Carta aos três povos
Meu sangue caiu no chão; além das gotas,
as muralhas se abriram como grandes portões para a multidão em êxodo. “Quem são
eles?”, eu me perguntei tímido e inexperiente, mas nenhum dos indivíduos que
constituía aquelas nações parou para me dizer o que estava a acontecer, do
porquê das paredes terem abraçado tão facilmente as suas línguas, as suas
religiões e sacrifícios. Admiti que permanecesse, apesar de saber que as
moradias, se ou quando elas se despedirem, deixarão marcas gritantes no gélido
concreto deste país estrangeiro que aqui fala. “Não se preocupe”, dizem, assim,
as minhas próprias dores e alegrias. Porém, há segredos divinos que as tais
divindades desconhecem? Da afirmação à dúvida; do inamorável ao compromisso; do
não desejável à fome...
Por um pedacinho de eternidade, eu me
achei o leite e o mel de uma prometida terra, que era o meu próprio ser, para
os seus povos; eu tive a certeza que a magia, o holocausto e a redenção seriam
exercidas no altar do meu peito ao mesmo tempo e em harmonia – não que neste presente
eu não tenha essas bandeiras nas minhas hastes, no entanto, dentro das
fronteiras existe a Guerra, carregada das iguais letras do meu nome e dos
idênticos olhos esverdeados, com pele hostil e a forma de passado e medos. Eis
o meu Diabo, a minha confusão, a minha loucura! Na única pátria vivente,
implodem algumas descomunhões que são comunhões, que continuam a ser o lugar de
origem, contudo outros espaços; são como a água e o óleo que não se misturam, tão
palpáveis aos olhos, entretanto, ocupantes da mesma percepção. Todo o nítido
líquido que me tornei até hoje ameaçado por cacos de poeira que bateram em minha
vida muito antes do que ontem; foram eles que repousaram tantos defeitos em
minha maneira de caminhar. O que os seus povos sussurraram em seus ouvidos,
quando chegaram perto do meu núcleo, pareceram sentenças; até onde o dito
solidifica mais do que o não-dito? Eu me senti muito fraco e não menos
infantil: temi além do temível e descobri as invisíveis forças que poderiam transformar
este território em um meio desconhecido para seus próprios habitantes.
Quando tudo se fez contrário, os
equinócios e solstícios, que outrora eram tão cônjuges, pareceram mais
distantes do que dois corações em dois diferentes corpos; ainda que minhas
pernas estivessem fundas o bastante para se entregar a crescer ao céu e
florescer, eu tive medo dos sonhos que não poderia controlar. No instante em
que as lágrimas vermelhas foram apresentadas ao sabor agridoce do chão,
choraram comigo, talvez tão mais piedosas pela minha situação do que viria a
ser o meu destino – este que parece ter se desenhado sem minhas mãos. Para onde
eu, e agora os meus povos, vamos com isso?

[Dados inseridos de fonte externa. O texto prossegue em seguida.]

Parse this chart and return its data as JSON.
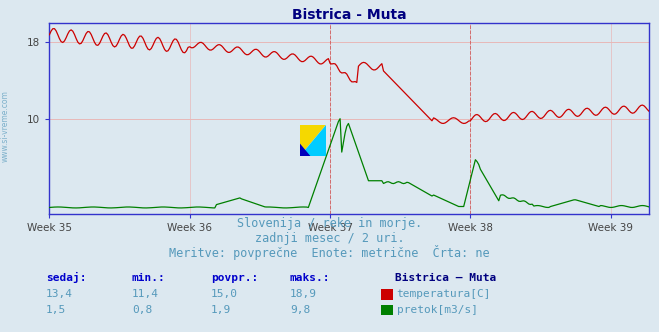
{
  "title": "Bistrica - Muta",
  "title_color": "#000080",
  "title_fontsize": 10,
  "background_color": "#dce8f0",
  "plot_bg_color": "#dce8f0",
  "x_tick_labels": [
    "Week 35",
    "Week 36",
    "Week 37",
    "Week 38",
    "Week 39"
  ],
  "x_tick_positions": [
    0,
    84,
    168,
    252,
    336
  ],
  "total_points": 360,
  "ylim": [
    0,
    20
  ],
  "y_ticks": [
    10,
    18
  ],
  "grid_color": "#e8b8b8",
  "axis_color": "#3333cc",
  "temp_color": "#cc0000",
  "flow_color": "#008000",
  "vline_color": "#cc5555",
  "vline_positions": [
    168,
    252
  ],
  "footer_lines": [
    "Slovenija / reke in morje.",
    "zadnji mesec / 2 uri.",
    "Meritve: povprečne  Enote: metrične  Črta: ne"
  ],
  "footer_color": "#5599bb",
  "footer_fontsize": 8.5,
  "table_headers": [
    "sedaj:",
    "min.:",
    "povpr.:",
    "maks.:"
  ],
  "table_header_color": "#0000cc",
  "table_values_temp": [
    "13,4",
    "11,4",
    "15,0",
    "18,9"
  ],
  "table_values_flow": [
    "1,5",
    "0,8",
    "1,9",
    "9,8"
  ],
  "table_value_color": "#5599bb",
  "legend_label_temp": "temperatura[C]",
  "legend_label_flow": "pretok[m3/s]",
  "legend_title": "Bistrica – Muta",
  "legend_title_color": "#000080",
  "side_label": "www.si-vreme.com",
  "side_label_color": "#5599bb"
}
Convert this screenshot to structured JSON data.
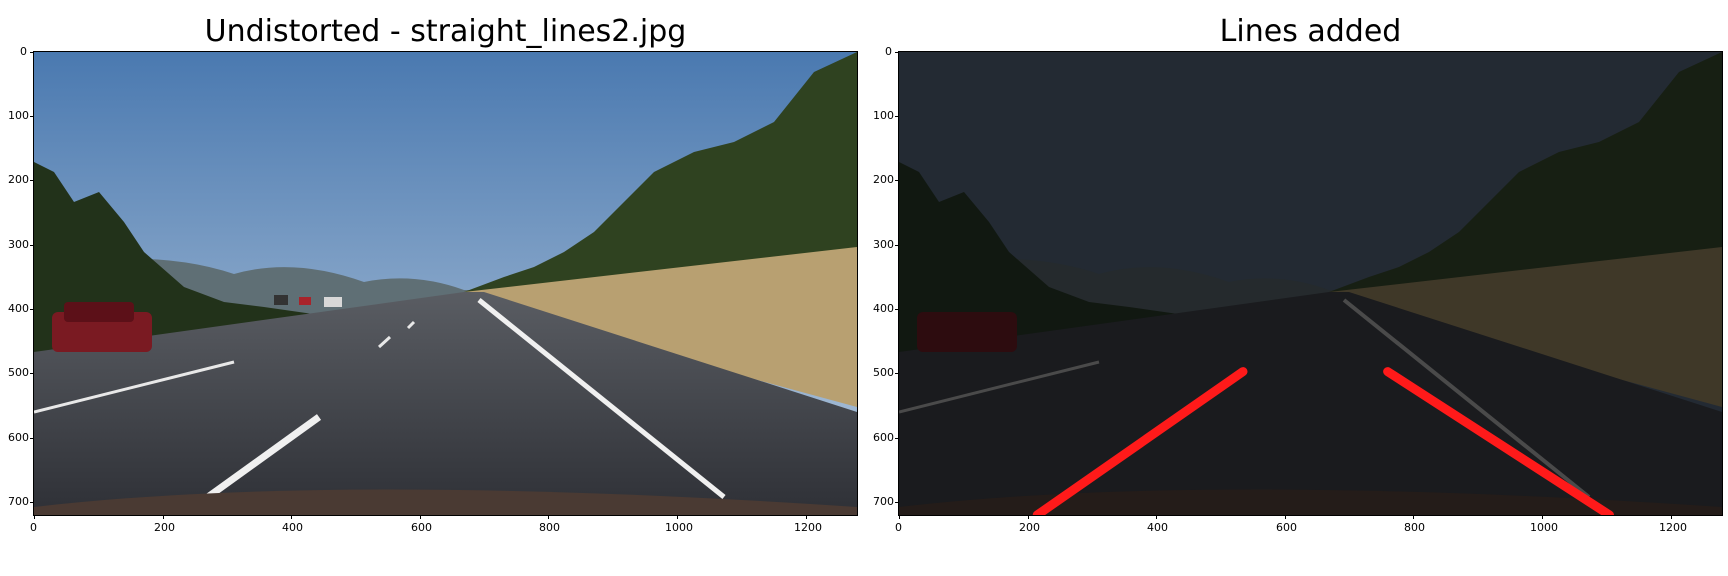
{
  "panels": [
    {
      "title": "Undistorted - straight_lines2.jpg",
      "x_ticks": [
        "0",
        "200",
        "400",
        "600",
        "800",
        "1000",
        "1200"
      ],
      "y_ticks": [
        "0",
        "100",
        "200",
        "300",
        "400",
        "500",
        "600",
        "700"
      ],
      "image": {
        "description_icon": "road-photo",
        "colors": {
          "sky_top": "#5b86b8",
          "sky_bottom": "#a8c0d8",
          "road": "#3c3f45",
          "grass": "#b59a6b",
          "trees": "#263a1a"
        }
      }
    },
    {
      "title": "Lines added",
      "x_ticks": [
        "0",
        "200",
        "400",
        "600",
        "800",
        "1000",
        "1200"
      ],
      "y_ticks": [
        "0",
        "100",
        "200",
        "300",
        "400",
        "500",
        "600",
        "700"
      ],
      "image": {
        "description_icon": "road-photo-darkened",
        "lane_color": "#ff1a1a",
        "lane_lines": [
          {
            "x1": 215,
            "y1": 720,
            "x2": 535,
            "y2": 497
          },
          {
            "x1": 760,
            "y1": 497,
            "x2": 1105,
            "y2": 720
          }
        ],
        "axis_limits": {
          "x": [
            0,
            1280
          ],
          "y": [
            0,
            720
          ]
        }
      }
    }
  ]
}
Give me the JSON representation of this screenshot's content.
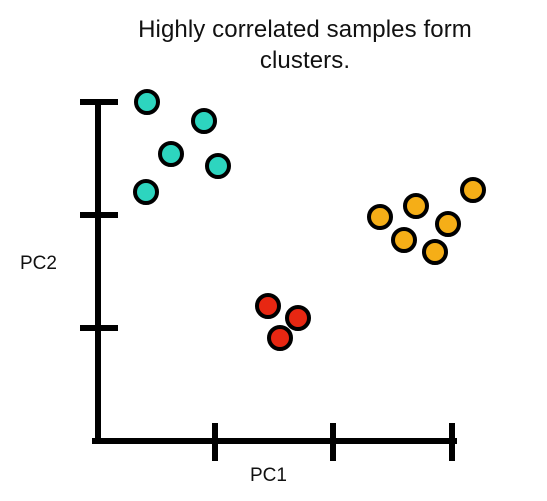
{
  "title_line1": "Highly correlated samples form",
  "title_line2": "clusters.",
  "y_axis_label": "PC2",
  "x_axis_label": "PC1",
  "colors": {
    "axis": "#000000",
    "cluster_teal": "#2dd5bf",
    "cluster_red": "#e72712",
    "cluster_orange": "#f5ae17"
  },
  "clusters": [
    {
      "name": "teal",
      "color_key": "cluster_teal",
      "points": [
        [
          147,
          102
        ],
        [
          204,
          121
        ],
        [
          171,
          154
        ],
        [
          218,
          166
        ],
        [
          146,
          192
        ]
      ]
    },
    {
      "name": "red",
      "color_key": "cluster_red",
      "points": [
        [
          268,
          306
        ],
        [
          298,
          318
        ],
        [
          280,
          338
        ]
      ]
    },
    {
      "name": "orange",
      "color_key": "cluster_orange",
      "points": [
        [
          473,
          190
        ],
        [
          416,
          206
        ],
        [
          380,
          217
        ],
        [
          448,
          224
        ],
        [
          404,
          240
        ],
        [
          435,
          252
        ]
      ]
    }
  ]
}
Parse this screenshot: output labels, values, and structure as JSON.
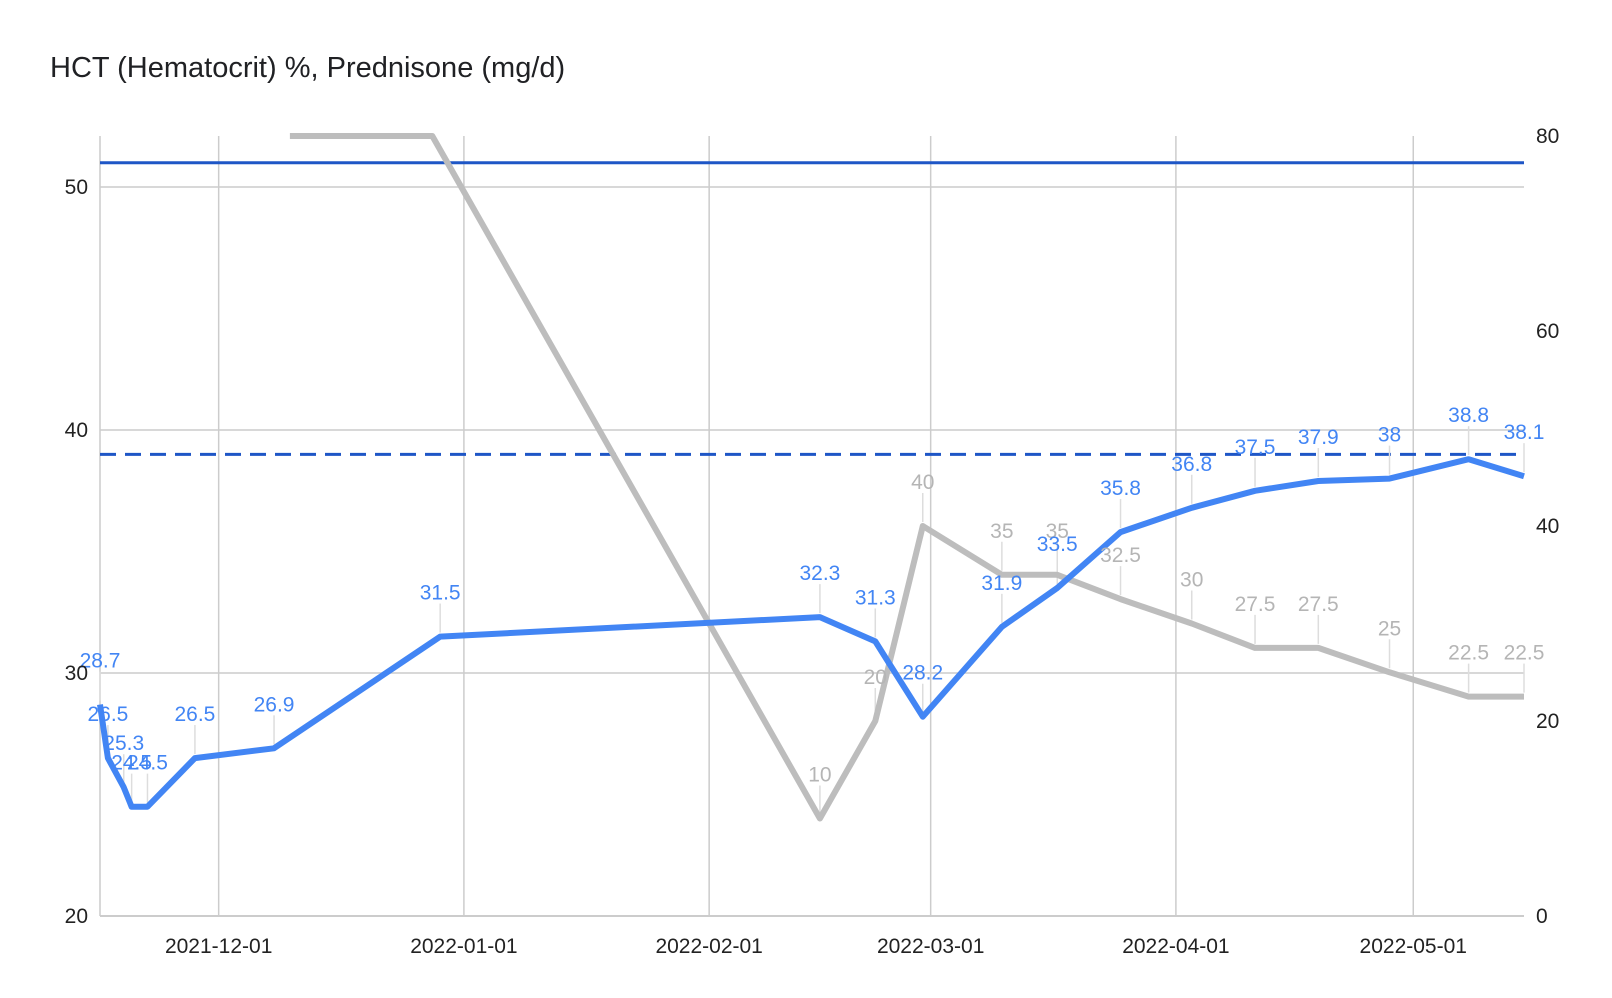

Eu quero ser o Deus e a Deusa para que
minhas casas sejam as igrejas e sinagogas e que a natureza seja, também, o meu
rosto; mas sou apenas um humano perdido na sensibilidade dos sons, o pequeno assustado
demais com o sorriso. Do fundo, na parte mais escura da minha cabeça, ecoam
lembranças do outro lado, das épocas em que minha flora estava morta – “se
ninguém bebe de uma fonte impura, por que ele haveria de permitir que os seus
filhos te bebessem?” –, mas mesmo os exércitos inimigos destruindo as
estruturas da minha alma, ela nunca criou tanto ânimo quanto agora; a primeira
das batalhas já nasceu e, apesar de pensar, às vezes, que o meu querer é
amaldiçoado, desejo que os seus povos estejam comigo, porque tudo isso é como
um exorcismo para mim. Além do querer, eu sei que posso ser o salvador deles,
recebê-los como histórias distintas que se misturam em mim e, sabendo que tanto
eu quanto você trazemos fracassos e vitórias anteriores, também sei que posso
tudo contigo, se você me fortalecer – como eu também te fortalecerei! Nunca me
arrependerei de ter aberto os meus campos para que os seus povos fizessem morada,
porque os deuses me disseram que as suas sementes, escolhendo as minhas terras,
criariam jardins suspensos de conteúdo por todo universo. De todos os aprendizes
que tive, o amor caminhou através da sua emigração; de todas as esperanças que
poderiam ser escolhidas, eu escolhi os três povos. Porque eu me lembro das suas
palavras e elas não são vis, então pare de buscar, porque a sua força reside
aqui, apenas se permita me permitir.